Lurid curiosity didn’t draw me to attend Jimi Patrick’s funeral Mass last Friday, July 21 at St. Andrew Church in Newtown, the last of the funerals of the four boys.

Moved by anonymous compassion, I wanted to pray for him with those who loved and knew him. I was grateful for the public liturgy that gave even strangers the chance to commend him to the Father of Mercy.

The people at St. Andrew’s already knew what I learned, that Jimi was a good student at Loyola University Maryland who had graduated last year from Holy Ghost Prep in Bensalem. His intelligence and talent as a baseball player, plus his work ethic and general good nature, were the talk of people at the funeral.

There were tears of course, especially as the casket was carried out of the church. There were also affectionate hugs and handshakes especially among the young adults who packed one of the county’s largest churches.

One might expect a sense of hopelessness when a young person dies, even more so when his life is taken by violence.
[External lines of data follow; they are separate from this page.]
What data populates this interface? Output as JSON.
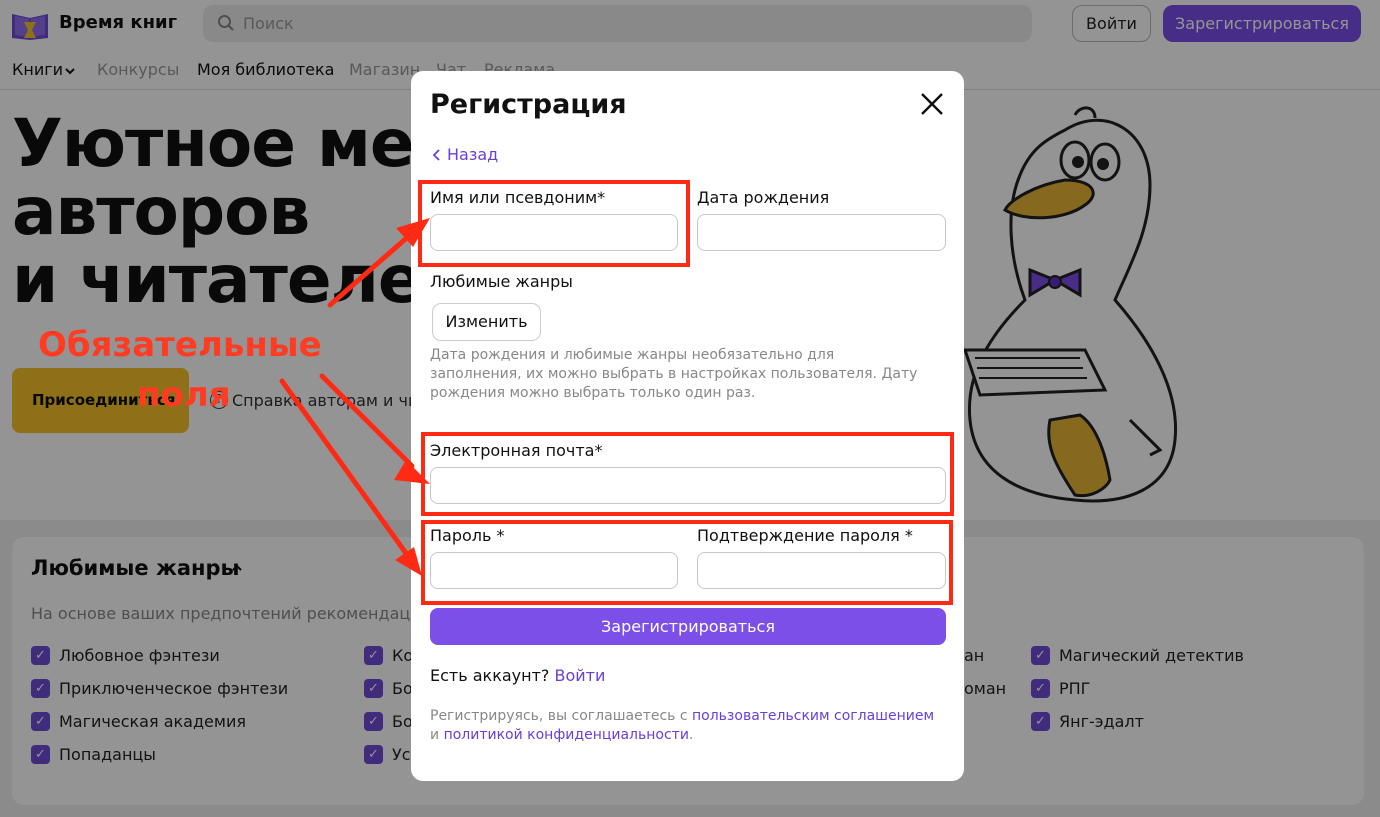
{
  "header": {
    "logo_text": "Время книг",
    "search_placeholder": "Поиск",
    "login_label": "Войти",
    "register_label": "Зарегистрироваться"
  },
  "nav": {
    "items": [
      "Книги",
      "Конкурсы",
      "Моя библиотека",
      "Магазин",
      "Чат",
      "Реклама"
    ]
  },
  "hero": {
    "title_lines": [
      "Уютное мест",
      "авторов",
      "и читателей"
    ],
    "join_label": "Присоединиться",
    "help_label": "Справка авторам и чи"
  },
  "genres": {
    "title": "Любимые жанры",
    "subtitle": "На основе ваших предпочтений рекомендации",
    "col1": [
      "Любовное фэнтези",
      "Приключенческое фэнтези",
      "Магическая академия",
      "Попаданцы"
    ],
    "col2": [
      "Ко",
      "Бо",
      "Бо",
      "Ус"
    ],
    "col3": [
      "ан",
      "оман"
    ],
    "col4": [
      "Магический детектив",
      "РПГ",
      "Янг-эдалт"
    ]
  },
  "modal": {
    "title": "Регистрация",
    "back_label": "Назад",
    "name_label": "Имя или псевдоним*",
    "birth_label": "Дата рождения",
    "genres_label": "Любимые жанры",
    "change_label": "Изменить",
    "hint": "Дата рождения и любимые жанры необязательно для заполнения, их можно выбрать в настройках пользователя. Дату рождения можно выбрать только один раз.",
    "email_label": "Электронная почта*",
    "password_label": "Пароль *",
    "password_confirm_label": "Подтверждение пароля *",
    "submit_label": "Зарегистрироваться",
    "account_text": "Есть аккаунт?",
    "account_link": "Войти",
    "terms_prefix": "Регистрируясь, вы соглашаетесь с",
    "terms_link1": "пользовательским соглашением",
    "terms_and": "и",
    "terms_link2": "политикой конфиденциальности",
    "terms_suffix": "."
  },
  "annotation": {
    "line1": "Обязательные",
    "line2": "поля"
  },
  "colors": {
    "accent": "#7b4fe8",
    "link": "#6a3ed9",
    "annotation": "#ff2a14",
    "join_button": "#f3c12a"
  }
}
But St. Andrew’s pastor, Msgr. Michael Picard, said in his homily, “Hopelessness will not help us. Hope will. That hope is right here on this day. Jesus promises resurrection and new life to Jimi and to you and me. He won’t let us down.”

That sense of hope was palpable at the funeral as people sang the hymns and prayed together, received holy Communion and lingered around the church long after the hearse had pulled away for a private interment.

Jimi Taro Patrick and his friends had a lot to live for. They should have had the chance. And the friends and family members who bade them goodbye caught the lesson, I think, of the Mass and their friend’s life: that they have a long life of love and service to live, filled with hope and not despair.

Jimi walks through this life no more. But his friends go on, with the bedrock of Christian faith beneath them and the hope of Christ accompanying them until they arrive, after a long and well-traveled journey, at our heavenly home.

May Jimi and all the faithful departed through the mercy of God rest in peace, and may his friends live in hope.